メンヘラ症候群

櫻井

第1話 メンヘラ症候群

「えー彼氏から連絡こないー、これ絶対浮気だよね」

「ねぇ、電話してもいいかなー」

そんなことを言いながら由利は彼氏の浮気を疑っている、2年間付き合っている彼氏は三か月前までなら五分以内で連絡が返ってきていた、最近になって連絡の頻度が落ちたことに由利は不安を覚える、連絡はすぐに返してほしい、返せないなら返せない理由を伝えてほしい、連絡が返ってこないと私が何か変なことを送ったかなと病んでくるから。そんなことは彼氏はしらない。

彼氏が由利の事を知っているとすればメンヘラということくらいだろう、由利がなにをしてても興味をもってくれない、でも由利はそんな彼氏が好きだった。

由利と彼氏との出会いはガールズバーで彼氏はお客さんとしていて、違う女の子を指名していたが由利はヘルプに着いたときに、一目ぼれをした。この人を彼氏にしたい、私のものにしたいという感情になっていた、由利は今まで狙った男を逃したことがなかった、由利はビジュアルには恵まれていたし、あざとさもあり周りの男は由利の事を放っておくことはなかったので、どうしてもこの人を自分のものにしたかった、人の指名とかは由利には関係なく、この店を辞めて彼氏を狙う為にガルバの駅の最寄り駅でその人が来るのを2日待った、二日に一回その店に来る人だったので二日間駅で待っていれば会えると思った。直接プライベートを会えば必ず落とせると思っていたので直接会って、そのままホテルに行って抱かれた、その時は一夜限りの女だと思われていたが、猛アタックの末付き合うことになった、最初のうちは由利の事を大事にしてくれたし、由利の事ばかり考えてくれていたけど、今では彼には由利にたいして気持ちがないように感じる。

いつも由利は思う、私はあなたの事を一番愛しているのに貴方は私の事を本当に愛してくれてるの?と由利にはそう思えなかった。目に見える愛だけが愛だけじゃないと言われるが見える愛を欲しかった。誕生日には赤いフリージアを買ってきてくれるし、記念日にはバラを買ってきてくれたりしたけど、二年目を迎えた今ではもうなくなった、会う頻度も一か月に一回になった。私に非はなかったはずなのに。。と思いながら由利は待ち合わせ場所にいたが彼氏は一時間たった今も待ち合わせ場所には来ていない、連絡も来ることはなかった。由利は途方に暮れた、彼氏の自宅は知っているけど彼氏の自宅に行く勇気はなかった、最近浮気を疑っている。

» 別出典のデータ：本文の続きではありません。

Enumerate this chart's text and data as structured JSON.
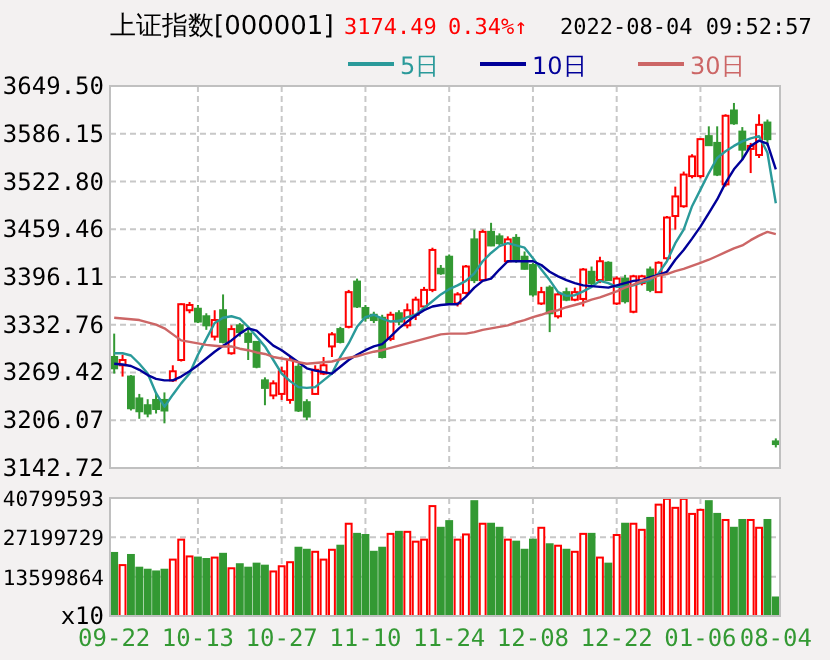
{
  "chart_data": [
    {
      "type": "candlestick",
      "title": "上证指数[000001]",
      "annotations": [
        "3174.49",
        "0.34%↑",
        "2022-08-04 09:52:57"
      ],
      "categories": [
        null,
        null,
        null,
        null,
        null,
        null,
        null,
        null,
        null,
        null,
        null,
        null,
        null,
        null,
        null,
        null,
        null,
        null,
        null,
        null,
        null,
        null,
        null,
        null,
        null,
        null,
        null,
        null,
        null,
        null,
        null,
        null,
        null,
        null,
        null,
        null,
        null,
        null,
        null,
        null,
        null,
        null,
        null,
        null,
        null,
        null,
        null,
        null,
        null,
        null,
        null,
        null,
        null,
        null,
        null,
        null,
        null,
        null,
        null,
        null,
        null,
        null,
        null,
        null,
        null,
        null,
        null,
        null,
        null,
        null,
        null,
        null,
        null,
        null,
        null,
        null,
        null,
        null,
        null,
        null
      ],
      "ohlc": [
        [
          3290,
          3321,
          3268,
          3275
        ],
        [
          3279,
          3293,
          3264,
          3286
        ],
        [
          3264,
          3266,
          3219,
          3222
        ],
        [
          3235,
          3241,
          3208,
          3218
        ],
        [
          3226,
          3234,
          3210,
          3215
        ],
        [
          3233,
          3243,
          3215,
          3221
        ],
        [
          3233,
          3243,
          3202,
          3219
        ],
        [
          3259,
          3279,
          3257,
          3271
        ],
        [
          3286,
          3361,
          3284,
          3360
        ],
        [
          3352,
          3363,
          3348,
          3359
        ],
        [
          3354,
          3359,
          3335,
          3337
        ],
        [
          3344,
          3348,
          3326,
          3332
        ],
        [
          3317,
          3352,
          3312,
          3339
        ],
        [
          3352,
          3373,
          3308,
          3310
        ],
        [
          3295,
          3332,
          3293,
          3327
        ],
        [
          3332,
          3335,
          3317,
          3323
        ],
        [
          3321,
          3330,
          3286,
          3310
        ],
        [
          3310,
          3311,
          3275,
          3277
        ],
        [
          3259,
          3263,
          3226,
          3249
        ],
        [
          3239,
          3259,
          3234,
          3255
        ],
        [
          3241,
          3277,
          3233,
          3271
        ],
        [
          3233,
          3290,
          3228,
          3286
        ],
        [
          3277,
          3281,
          3217,
          3219
        ],
        [
          3230,
          3234,
          3206,
          3211
        ],
        [
          3241,
          3279,
          3240,
          3273
        ],
        [
          3268,
          3290,
          3266,
          3279
        ],
        [
          3304,
          3323,
          3290,
          3320
        ],
        [
          3327,
          3330,
          3308,
          3310
        ],
        [
          3330,
          3379,
          3328,
          3376
        ],
        [
          3390,
          3394,
          3355,
          3357
        ],
        [
          3355,
          3359,
          3337,
          3342
        ],
        [
          3346,
          3350,
          3335,
          3339
        ],
        [
          3342,
          3346,
          3288,
          3290
        ],
        [
          3314,
          3350,
          3311,
          3346
        ],
        [
          3348,
          3352,
          3332,
          3337
        ],
        [
          3332,
          3361,
          3328,
          3352
        ],
        [
          3346,
          3370,
          3339,
          3366
        ],
        [
          3357,
          3383,
          3352,
          3379
        ],
        [
          3379,
          3435,
          3376,
          3432
        ],
        [
          3407,
          3412,
          3399,
          3401
        ],
        [
          3423,
          3426,
          3359,
          3361
        ],
        [
          3361,
          3376,
          3357,
          3373
        ],
        [
          3375,
          3412,
          3373,
          3410
        ],
        [
          3446,
          3459,
          3388,
          3392
        ],
        [
          3392,
          3459,
          3391,
          3456
        ],
        [
          3456,
          3468,
          3437,
          3438
        ],
        [
          3450,
          3454,
          3438,
          3441
        ],
        [
          3417,
          3450,
          3415,
          3446
        ],
        [
          3448,
          3453,
          3415,
          3419
        ],
        [
          3423,
          3430,
          3406,
          3407
        ],
        [
          3412,
          3415,
          3370,
          3373
        ],
        [
          3361,
          3383,
          3359,
          3376
        ],
        [
          3382,
          3385,
          3323,
          3348
        ],
        [
          3344,
          3376,
          3341,
          3373
        ],
        [
          3376,
          3382,
          3364,
          3366
        ],
        [
          3366,
          3382,
          3364,
          3376
        ],
        [
          3367,
          3408,
          3357,
          3406
        ],
        [
          3403,
          3410,
          3383,
          3388
        ],
        [
          3392,
          3423,
          3388,
          3417
        ],
        [
          3415,
          3417,
          3391,
          3392
        ],
        [
          3361,
          3397,
          3359,
          3394
        ],
        [
          3394,
          3399,
          3361,
          3364
        ],
        [
          3350,
          3399,
          3348,
          3397
        ],
        [
          3388,
          3399,
          3385,
          3397
        ],
        [
          3406,
          3410,
          3376,
          3379
        ],
        [
          3376,
          3417,
          3375,
          3415
        ],
        [
          3421,
          3477,
          3419,
          3475
        ],
        [
          3477,
          3516,
          3459,
          3503
        ],
        [
          3490,
          3536,
          3488,
          3532
        ],
        [
          3530,
          3559,
          3527,
          3556
        ],
        [
          3530,
          3580,
          3527,
          3579
        ],
        [
          3583,
          3596,
          3570,
          3571
        ],
        [
          3574,
          3596,
          3530,
          3532
        ],
        [
          3519,
          3612,
          3516,
          3610
        ],
        [
          3617,
          3627,
          3598,
          3600
        ],
        [
          3589,
          3595,
          3552,
          3565
        ],
        [
          3566,
          3574,
          3534,
          3570
        ],
        [
          3558,
          3612,
          3554,
          3598
        ],
        [
          3601,
          3605,
          3570,
          3579
        ],
        [
          3178,
          3182,
          3170,
          3174.49
        ]
      ],
      "colors": [
        "#339933",
        "#ff0000",
        "#339933",
        "#339933",
        "#339933",
        "#339933",
        "#339933",
        "#ff0000",
        "#ff0000",
        "#ff0000",
        "#339933",
        "#339933",
        "#ff0000",
        "#339933",
        "#ff0000",
        "#339933",
        "#339933",
        "#339933",
        "#339933",
        "#ff0000",
        "#ff0000",
        "#ff0000",
        "#339933",
        "#339933",
        "#ff0000",
        "#ff0000",
        "#ff0000",
        "#339933",
        "#ff0000",
        "#339933",
        "#339933",
        "#339933",
        "#339933",
        "#ff0000",
        "#339933",
        "#ff0000",
        "#ff0000",
        "#ff0000",
        "#ff0000",
        "#339933",
        "#339933",
        "#ff0000",
        "#ff0000",
        "#339933",
        "#ff0000",
        "#339933",
        "#339933",
        "#ff0000",
        "#339933",
        "#339933",
        "#339933",
        "#ff0000",
        "#339933",
        "#ff0000",
        "#339933",
        "#ff0000",
        "#ff0000",
        "#339933",
        "#ff0000",
        "#339933",
        "#ff0000",
        "#339933",
        "#ff0000",
        "#ff0000",
        "#339933",
        "#ff0000",
        "#ff0000",
        "#ff0000",
        "#ff0000",
        "#ff0000",
        "#ff0000",
        "#339933",
        "#339933",
        "#ff0000",
        "#339933",
        "#339933",
        "#ff0000",
        "#ff0000",
        "#339933",
        "#339933"
      ],
      "series": [
        {
          "name": "5日",
          "type": "line",
          "color": "#2a9a9a",
          "values": [
            3295,
            3295,
            3292,
            3281,
            3268,
            3242,
            3224,
            3240,
            3255,
            3268,
            3293,
            3314,
            3335,
            3342,
            3344,
            3341,
            3330,
            3317,
            3304,
            3286,
            3268,
            3258,
            3250,
            3249,
            3250,
            3259,
            3268,
            3290,
            3308,
            3330,
            3343,
            3346,
            3341,
            3337,
            3338,
            3343,
            3346,
            3355,
            3364,
            3373,
            3380,
            3385,
            3391,
            3401,
            3417,
            3428,
            3437,
            3441,
            3438,
            3435,
            3421,
            3406,
            3392,
            3376,
            3371,
            3372,
            3377,
            3383,
            3391,
            3388,
            3383,
            3383,
            3385,
            3389,
            3392,
            3401,
            3417,
            3441,
            3459,
            3490,
            3512,
            3534,
            3554,
            3563,
            3570,
            3576,
            3580,
            3583,
            3561,
            3494
          ]
        },
        {
          "name": "10日",
          "type": "line",
          "color": "#000099",
          "values": [
            3281,
            3280,
            3278,
            3273,
            3266,
            3261,
            3259,
            3259,
            3264,
            3271,
            3279,
            3288,
            3297,
            3305,
            3312,
            3321,
            3328,
            3325,
            3315,
            3305,
            3299,
            3291,
            3283,
            3275,
            3272,
            3270,
            3268,
            3277,
            3286,
            3293,
            3299,
            3304,
            3307,
            3317,
            3328,
            3337,
            3345,
            3352,
            3357,
            3359,
            3360,
            3360,
            3370,
            3382,
            3391,
            3394,
            3406,
            3417,
            3417,
            3417,
            3417,
            3412,
            3403,
            3397,
            3392,
            3388,
            3385,
            3384,
            3383,
            3382,
            3385,
            3388,
            3391,
            3392,
            3396,
            3399,
            3403,
            3419,
            3432,
            3447,
            3463,
            3481,
            3499,
            3521,
            3539,
            3552,
            3570,
            3577,
            3573,
            3539
          ]
        },
        {
          "name": "30日",
          "type": "line",
          "color": "#cc6666",
          "values": [
            3342,
            3341,
            3340,
            3339,
            3336,
            3333,
            3328,
            3320,
            3312,
            3310,
            3308,
            3306,
            3305,
            3304,
            3304,
            3301,
            3299,
            3296,
            3294,
            3290,
            3288,
            3286,
            3283,
            3281,
            3282,
            3283,
            3284,
            3287,
            3289,
            3291,
            3294,
            3297,
            3299,
            3302,
            3305,
            3308,
            3311,
            3314,
            3317,
            3320,
            3321,
            3321,
            3321,
            3323,
            3326,
            3328,
            3330,
            3332,
            3336,
            3339,
            3343,
            3346,
            3350,
            3352,
            3356,
            3359,
            3362,
            3366,
            3369,
            3373,
            3377,
            3382,
            3386,
            3391,
            3394,
            3398,
            3400,
            3404,
            3407,
            3411,
            3415,
            3419,
            3424,
            3429,
            3434,
            3438,
            3445,
            3451,
            3456,
            3453
          ]
        }
      ],
      "ylim": [
        3142.72,
        3649.5
      ],
      "yticks": [
        {
          "value": 3142.72,
          "label": "3142.72"
        },
        {
          "value": 3206.07,
          "label": "3206.07"
        },
        {
          "value": 3269.42,
          "label": "3269.42"
        },
        {
          "value": 3332.76,
          "label": "3332.76"
        },
        {
          "value": 3396.11,
          "label": "3396.11"
        },
        {
          "value": 3459.46,
          "label": "3459.46"
        },
        {
          "value": 3522.8,
          "label": "3522.80"
        },
        {
          "value": 3586.15,
          "label": "3586.15"
        },
        {
          "value": 3649.5,
          "label": "3649.50"
        }
      ],
      "grid": true,
      "legend": "top right",
      "tick_labels": "y"
    },
    {
      "type": "bar",
      "categories": [
        "09-22",
        null,
        null,
        null,
        null,
        null,
        null,
        null,
        null,
        null,
        "10-13",
        null,
        null,
        null,
        null,
        null,
        null,
        null,
        null,
        null,
        "10-27",
        null,
        null,
        null,
        null,
        null,
        null,
        null,
        null,
        null,
        "11-10",
        null,
        null,
        null,
        null,
        null,
        null,
        null,
        null,
        null,
        "11-24",
        null,
        null,
        null,
        null,
        null,
        null,
        null,
        null,
        null,
        "12-08",
        null,
        null,
        null,
        null,
        null,
        null,
        null,
        null,
        null,
        "12-22",
        null,
        null,
        null,
        null,
        null,
        null,
        null,
        null,
        null,
        "01-06",
        null,
        null,
        null,
        null,
        null,
        null,
        null,
        null,
        "08-04"
      ],
      "values": [
        21800000,
        17600000,
        21100000,
        16700000,
        16000000,
        15400000,
        16000000,
        19500000,
        26400000,
        20600000,
        20200000,
        19700000,
        20200000,
        21500000,
        16500000,
        17900000,
        16700000,
        18100000,
        17400000,
        15400000,
        17200000,
        18600000,
        23600000,
        22900000,
        22200000,
        19500000,
        22900000,
        24300000,
        31900000,
        28400000,
        28000000,
        22200000,
        23600000,
        28400000,
        29100000,
        29100000,
        25700000,
        26400000,
        38000000,
        30500000,
        32800000,
        26400000,
        28200000,
        39700000,
        31900000,
        31900000,
        30500000,
        26400000,
        25700000,
        22900000,
        26400000,
        30500000,
        24800000,
        24300000,
        22900000,
        22200000,
        28400000,
        28400000,
        20200000,
        18100000,
        28000000,
        31900000,
        31900000,
        29800000,
        33900000,
        38500000,
        40500000,
        37400000,
        40500000,
        35300000,
        36700000,
        39700000,
        35300000,
        33200000,
        30500000,
        33200000,
        33200000,
        30500000,
        33200000,
        6400000
      ],
      "colors": [
        "#339933",
        "#ff0000",
        "#339933",
        "#339933",
        "#339933",
        "#339933",
        "#339933",
        "#ff0000",
        "#ff0000",
        "#ff0000",
        "#339933",
        "#339933",
        "#ff0000",
        "#339933",
        "#ff0000",
        "#339933",
        "#339933",
        "#339933",
        "#339933",
        "#ff0000",
        "#ff0000",
        "#ff0000",
        "#339933",
        "#339933",
        "#ff0000",
        "#ff0000",
        "#ff0000",
        "#339933",
        "#ff0000",
        "#339933",
        "#339933",
        "#339933",
        "#339933",
        "#ff0000",
        "#339933",
        "#ff0000",
        "#ff0000",
        "#ff0000",
        "#ff0000",
        "#339933",
        "#339933",
        "#ff0000",
        "#ff0000",
        "#339933",
        "#ff0000",
        "#339933",
        "#339933",
        "#ff0000",
        "#339933",
        "#339933",
        "#339933",
        "#ff0000",
        "#339933",
        "#ff0000",
        "#339933",
        "#ff0000",
        "#ff0000",
        "#339933",
        "#ff0000",
        "#339933",
        "#ff0000",
        "#339933",
        "#ff0000",
        "#ff0000",
        "#339933",
        "#ff0000",
        "#ff0000",
        "#ff0000",
        "#ff0000",
        "#ff0000",
        "#ff0000",
        "#339933",
        "#339933",
        "#ff0000",
        "#339933",
        "#339933",
        "#ff0000",
        "#ff0000",
        "#339933",
        "#339933"
      ],
      "ylim": [
        0,
        40799593
      ],
      "yticks": [
        {
          "value": 0,
          "label": "x10"
        },
        13599864,
        27199729,
        40799593
      ],
      "grid": true
    }
  ]
}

他の女の影がチラホラと見え隠れする、私以外の女と一緒にいるなんて許せないと由利は思うが自分から問いただす事は出来なかった、自分に自信はあるが彼氏に対してぼ自信は1ミリもなかった、彼氏はもう私の事を好きでもないとすら思い始めている、雨が降ってきたので屋根のあるところに移動するが、彼氏は一向に来る気配はない、電話をしても「電波の繋がらないところにいるか」という機械音しか聞こえてこない、由利はその機械音を聞きたいわけではない、彼の声を聴きたかった。

雨も強くなり傘を持っていない由利は一度帰宅することにした、このまま待っていても彼氏が来ることはないだろうと思った、雨に濡れながら帰り道もう彼氏とっも終わりかと思ったが終わりたくないとすら思った。

誰かの歌で「雨は冷たいけど濡れていたいの、思い出も流すから」とあるが由利にはそう感じなかった、ただ彼氏との思いでは蘇ってくるだけだった。

いつもは電車にのるが、今日は雨に濡れて帰りたいと擦れ思った。